So, this is one of those horrifying/frustrating movies, with lots of little different segments that I think differ in effectiveness. It’s also scattershot enough that it ends up contradicting itself in a number of ways. So anyway, the parts:

  1. The part where they show chickens being grown and harvested? V. effective. I mean, I’ve read that stuff before, but seeing babby chicks being pulled out of hatching drawers and thrown onto a literal conveyer belt as bored workers pluck them off and tag them is genuinely awful.

  2. The part where they talk about crop yields, which is much less effective. Okay, yes, corn is ten times more productive now than it was. I can see how that drives some harmful behaviors, but it’s hard for me to imagine that things would really be better for everyone if corn were still extremely expensive and we had to dedicate more acres to farming to feed people.

  3. A section about food safety, which mostly just pissed me off, because the sob story lady in this section is engaging in obnoxious special pleading — she doesn’t like most regulation, but this one has personal significance to her, so she does.

  4. A section about meat processing plants, which is horrifying (the ammonia!) but also made me feel bad for the people there, who were clearly proud about their work and excited to show it to a movie crew, and then got cast as villains with spooky music over the footage.

  5. A thing about grocery shopping, where it was sad to see a poor family tell their daughter she couldn’t get pears and had to get candy instead because it was cheaper, when the family already has multiple diabetics in it. SO SAD.

  6. The part where they pretend to find a solution by having hippie farmers talk about how small organic local farms with grass-fed cows are the solution, which I find basically 0% convincing for anyone who is not a rich California yuppie. ALSO, this section points up the limits of disgust as a policy guide, because the hippie farmer slaughtering his chickens in a natural and organic way? Still pretty damn horrible. And yet, it’s not like I’m going to become a vegan or something, right?

  7. The part where they show a hog-killing plant and talk about bad labor conditions. Which, okay, right, nobody likes bad labor conditions, and I get the way this all ties together into a liberal trifecta, but I feel like this is a fundamentally different issue. Unions and labor regulations can help these dudes out (though obvs that is nearly impossible in modernity), but will not help nutrition or the disturbing artificiality of food.

  8. The part where they talk about organic agribusiness. This is actually one of the more interesting parts, because it’s a combination of total fucking hippies (the ones who say, to the Wal-Mart buyer, that they’ve never been to Wal-Mart, need punched) and cold hard business. I was a bit disappointed, though, because I know Pollan is critical of Big Organic, and this section was effectively total propaganda that didn’t attempt to lay out any criticisms and just was like, “Look, it’s a fuck of a lot better than the realistic alternatives.” Which I tend to agree with, but hey.

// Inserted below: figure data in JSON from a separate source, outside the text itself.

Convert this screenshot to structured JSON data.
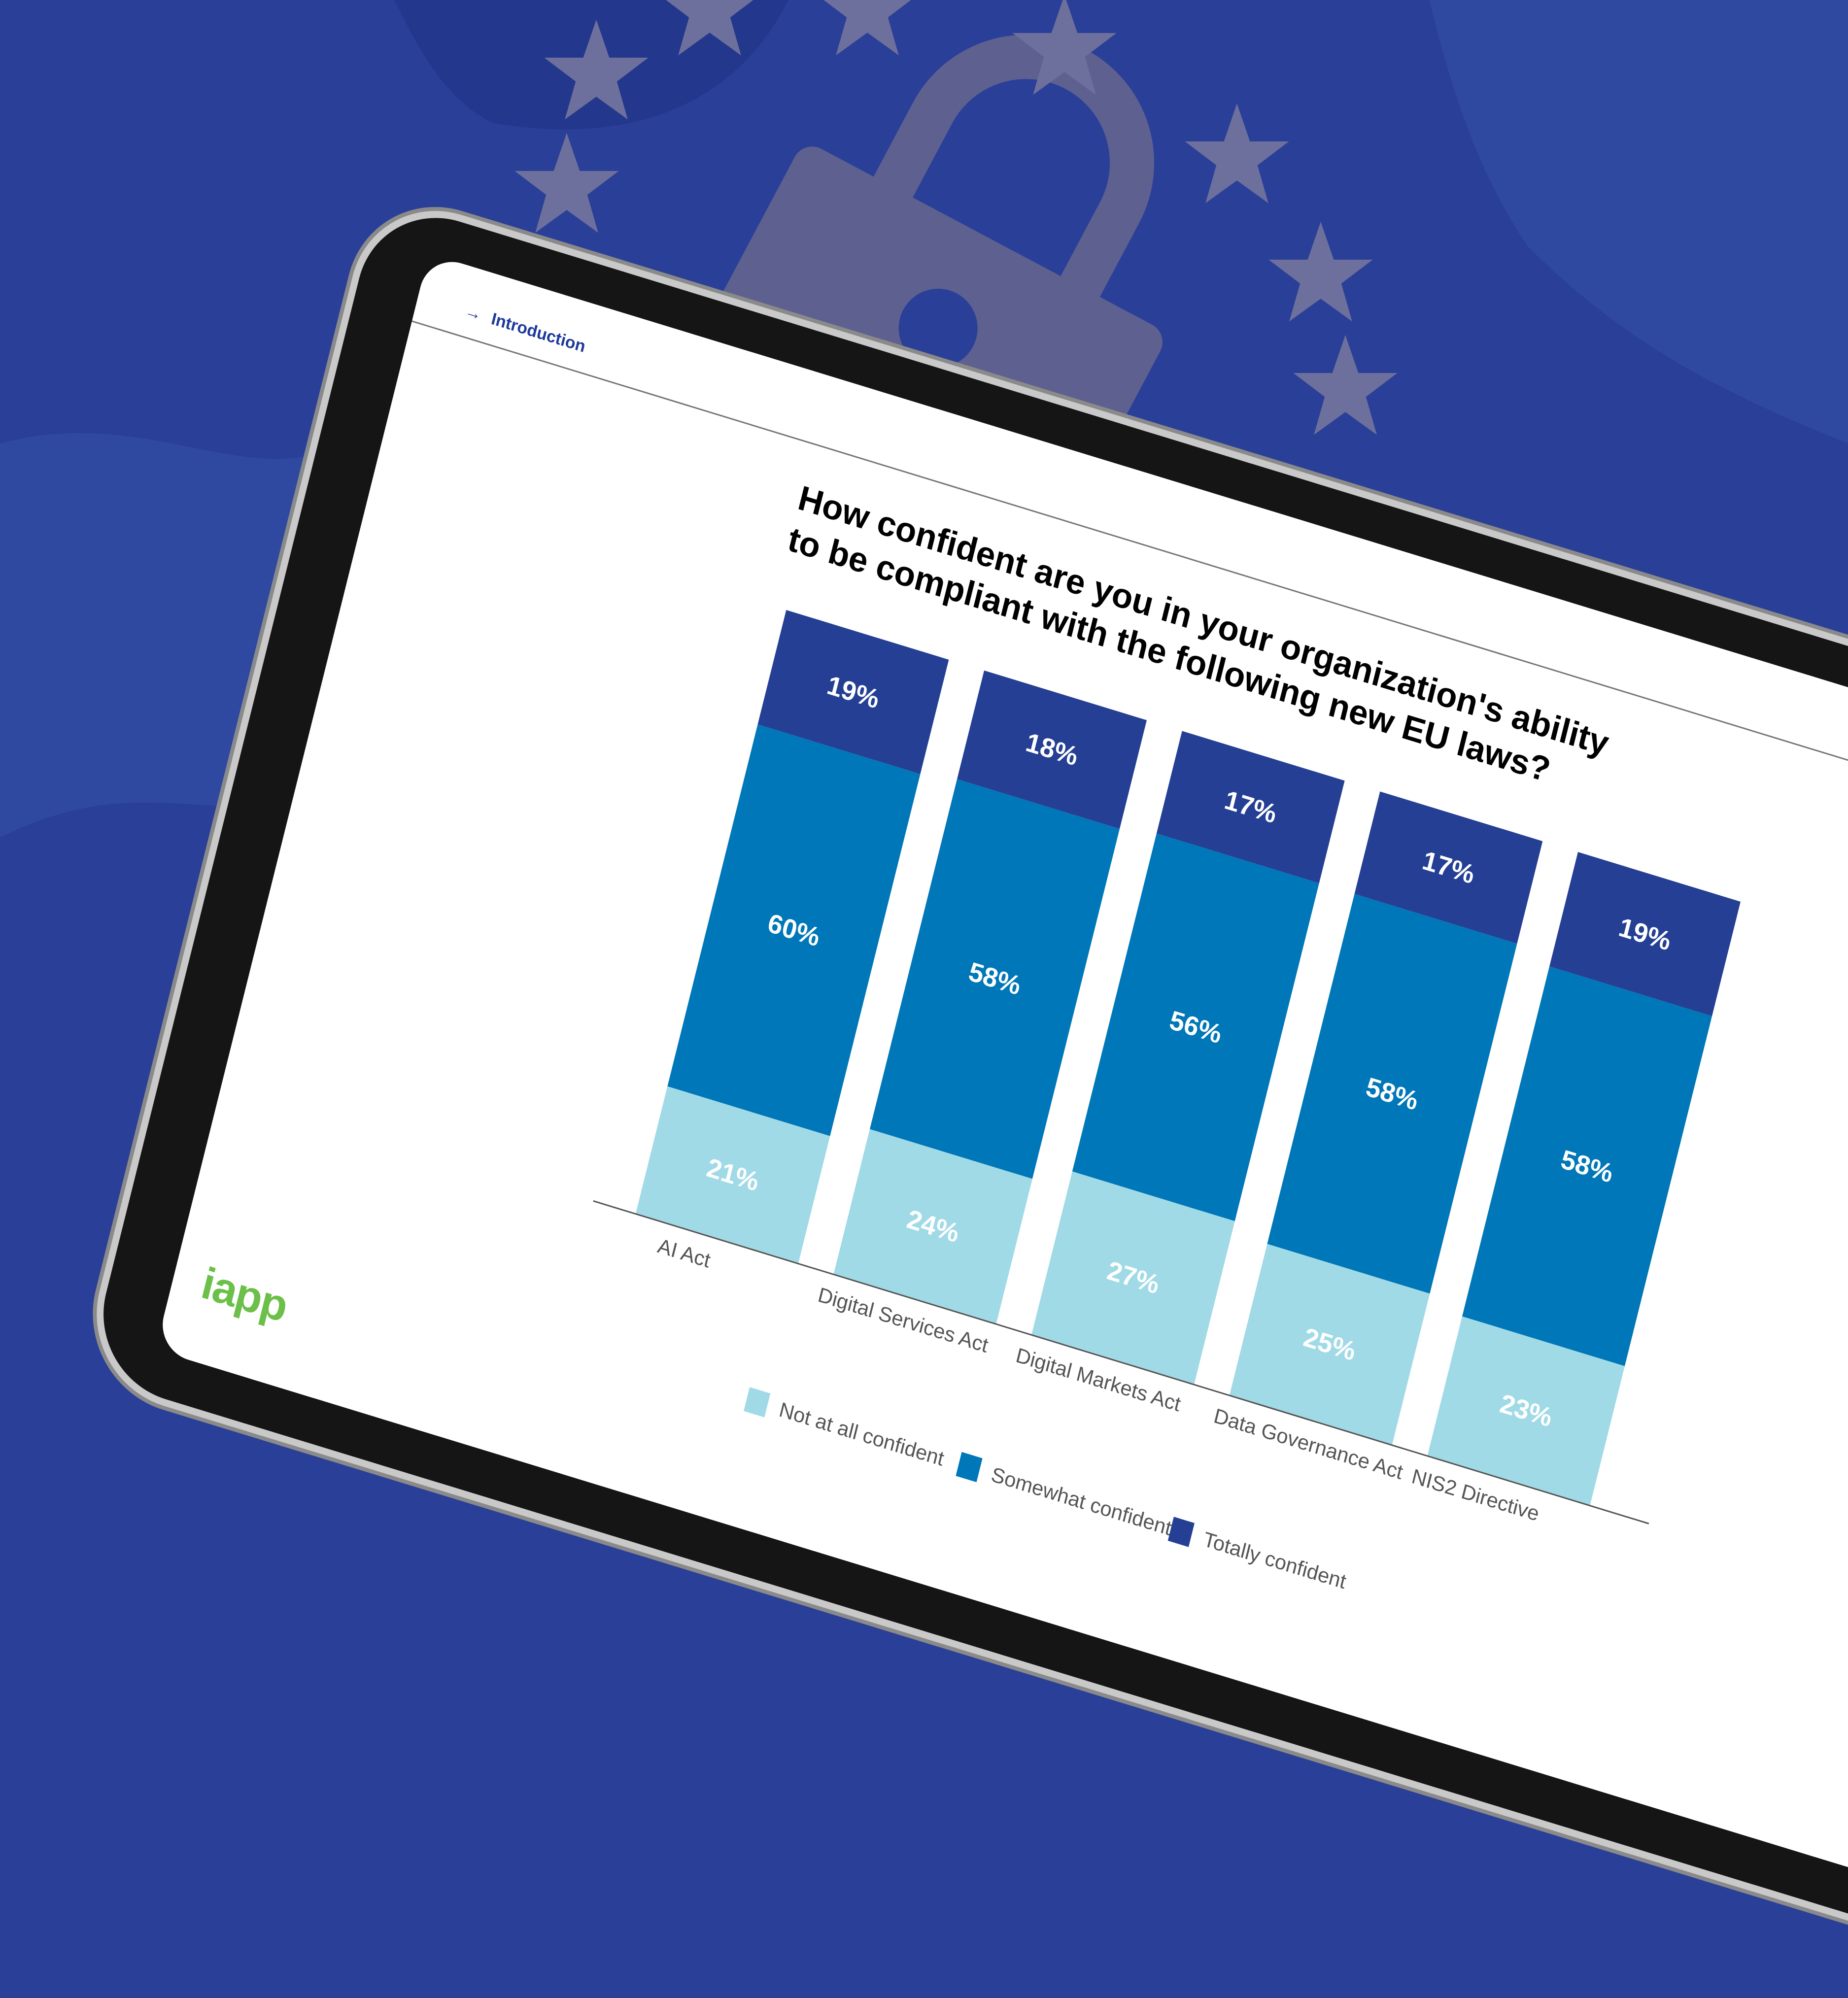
{
  "header": {
    "nav_label": "Introduction",
    "nav_icon": "arrow-right-icon"
  },
  "logo": {
    "text": "iapp",
    "color": "#6cc04a"
  },
  "colors": {
    "background": "#2a3f97",
    "not_at_all": "#a0dae6",
    "somewhat": "#0077b8",
    "totally": "#243f94"
  },
  "chart_data": {
    "type": "bar",
    "stacked": true,
    "title": "How confident are you in your organization's ability to be compliant with the following new EU laws?",
    "title_lines": [
      "How confident are you in your organization's ability",
      "to be compliant with the following new EU laws?"
    ],
    "categories": [
      "AI Act",
      "Digital Services Act",
      "Digital Markets Act",
      "Data Governance Act",
      "NIS2 Directive"
    ],
    "series": [
      {
        "name": "Not at all confident",
        "color": "#a0dae6",
        "values": [
          21,
          24,
          27,
          25,
          23
        ]
      },
      {
        "name": "Somewhat confident",
        "color": "#0077b8",
        "values": [
          60,
          58,
          56,
          58,
          58
        ]
      },
      {
        "name": "Totally confident",
        "color": "#243f94",
        "values": [
          19,
          18,
          17,
          17,
          19
        ]
      }
    ],
    "ylim": [
      0,
      100
    ],
    "unit": "%",
    "legend_position": "bottom",
    "grid": false
  }
}
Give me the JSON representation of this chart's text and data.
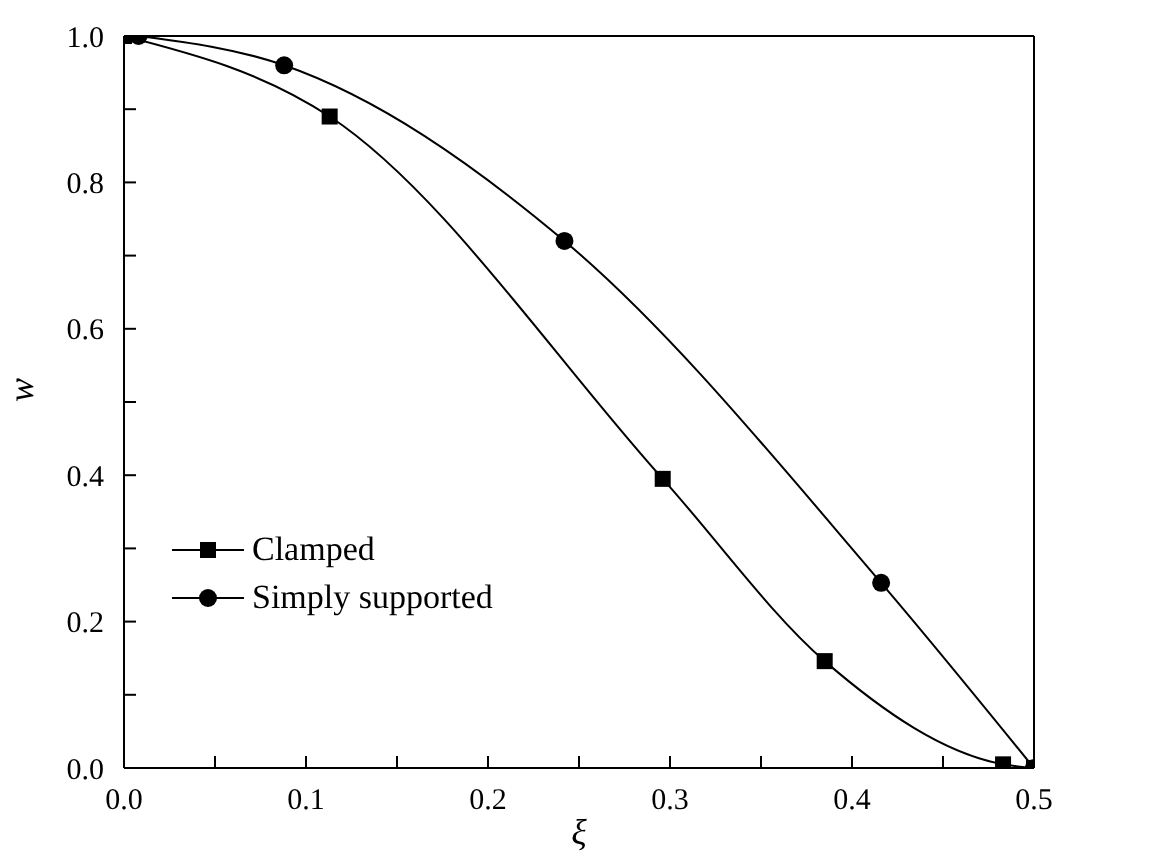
{
  "chart_data": {
    "type": "line",
    "xlabel": "ξ",
    "ylabel": "w",
    "xlim": [
      0,
      0.5
    ],
    "ylim": [
      0,
      1
    ],
    "xticks": [
      {
        "value": 0,
        "label": "0.0"
      },
      {
        "value": 0.05,
        "label": null
      },
      0.1,
      {
        "value": 0.15,
        "label": null
      },
      0.2,
      {
        "value": 0.25,
        "label": null
      },
      0.3,
      {
        "value": 0.35,
        "label": null
      },
      0.4,
      {
        "value": 0.45,
        "label": null
      },
      0.5
    ],
    "yticks": [
      {
        "value": 0,
        "label": "0.0"
      },
      {
        "value": 0.1,
        "label": null
      },
      0.2,
      {
        "value": 0.3,
        "label": null
      },
      0.4,
      {
        "value": 0.5,
        "label": null
      },
      0.6,
      {
        "value": 0.7,
        "label": null
      },
      0.8,
      {
        "value": 0.9,
        "label": null
      },
      {
        "value": 1,
        "label": "1.0"
      }
    ],
    "grid": false,
    "legend": "bottom left",
    "line_style": "solid",
    "series": [
      {
        "name": "Clamped",
        "color": "#000000",
        "marker": "square",
        "x": [
          0,
          0.113,
          0.296,
          0.385,
          0.483,
          0.5
        ],
        "values": [
          1,
          0.89,
          0.395,
          0.146,
          0.005,
          0
        ]
      },
      {
        "name": "Simply supported",
        "color": "#000000",
        "marker": "circle",
        "x": [
          0.008,
          0.088,
          0.242,
          0.416,
          0.5
        ],
        "values": [
          1,
          0.96,
          0.72,
          0.253,
          0
        ]
      }
    ]
  }
}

  9. The part about plant patents, which makes me hate genetic patents, but I don’t really take a whole lot of convincing to hate patents. But again, this seems off-point to the larger goals here. If Monsanto made their genetically modified soybeans open-source, would that make agriculture sustainable/nutritious/etc? No, it’d make it cheaper for farmers to raise and sell soybeans, which works against the “it’s too cheap to make soybeans!” point of earlier.

  10. The part about how politically powerful the big agribusiness companies are, and how they abuse the legal system, which pisses me off extremely and makes me want to break heads. The fundamental broken-ness of the legal system in cases of asymmetrical resources (aka, they can’t win their case, but they can make you spend more money than you can afford) is a major social problem, I think.

  11. A thing about oil, blah blah petroleumcakes. This is another one of those “aren’t you contradicting yourself?” things, where they’re talking less about global warming and mostly about how oil shocks drive up food prices and that causes food shortages. But weren’t they arguing against cheap food earlier? So anyway, if you’ve been reading Pollan and Schlosser (both of whom appear in this movie), nothing you learn here will be new to you, but it’s a reasonably good summation of the whole morass of issues, so if you haven’t read all that other stuff, you should probably watch it.